La préfète de l’Isère, représentée par Me Tomasi, a produit des pièces, qui ont été enregistrées le 26 août 2025.
Vu les décisions attaquées et les autres pièces du dossier ;
Vu :
— le code de l’entrée et du séjour des étrangers et du droit d’asile ;
— la loi n° 91-647 du 10 juillet 1991 relative à l’aide juridique ;
— le code de justice administrative.
La présidente du tribunal a désigné Mme Jeannot en application des dispositions de l’article L. 922-2 du code de justice administrative pour exercer les pouvoirs qui lui sont conférés par les articles L. 921-1 à L. 922-3 et R. 921-1 à R. 922-28 du code de l’entrée et du séjour des étrangers et du droit d’asile.
Les parties ont été régulièrement averties du jour de l’audience.
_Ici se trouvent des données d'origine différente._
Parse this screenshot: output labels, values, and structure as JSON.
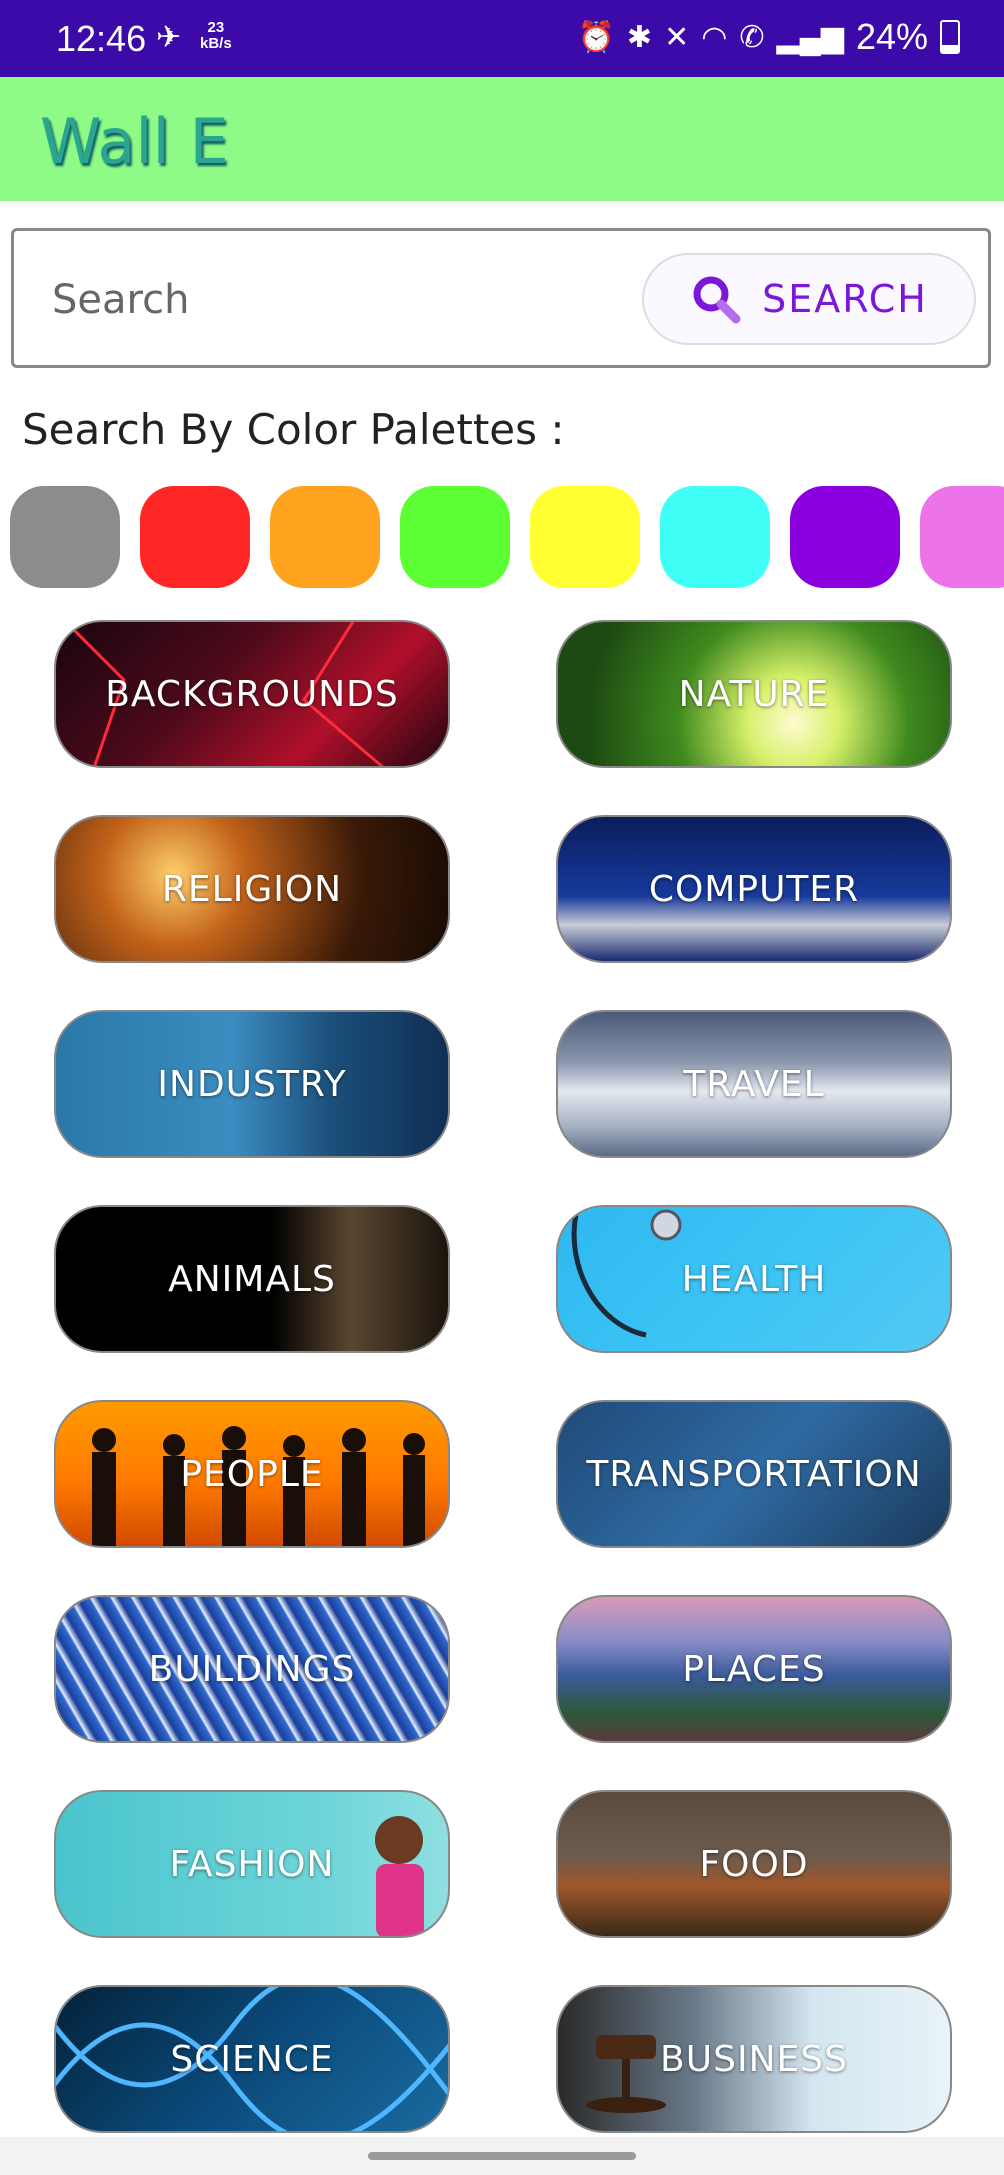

Ont été entendus au cours de l’audience publique :
— le rapport de Mme Jeannot, magistrate désignée ;
— les observations de Me Mailly, représentant M. B, qui conclut aux mêmes fins que la requête par les mêmes moyens mais abandonne toutefois le moyen tiré de l’incompétence du signataire de l’arrêté litigieux ; elle précise également que M. B veut retourner en Serbie ;
— les observations de Me Iririra Nganga, représentant la préfète de l’Isère, qui conclut au rejet de la requête en écartant l’ensemble des moyens soulevés ;
— et celles de M. B, assisté de M. C, interprète en langue serbe, qui précise qu’il avait quitté le territoire national et qu’il ignorait devoir quitter également le territoire européen ; il indique être venu en France pour assister au mariage de sa fille.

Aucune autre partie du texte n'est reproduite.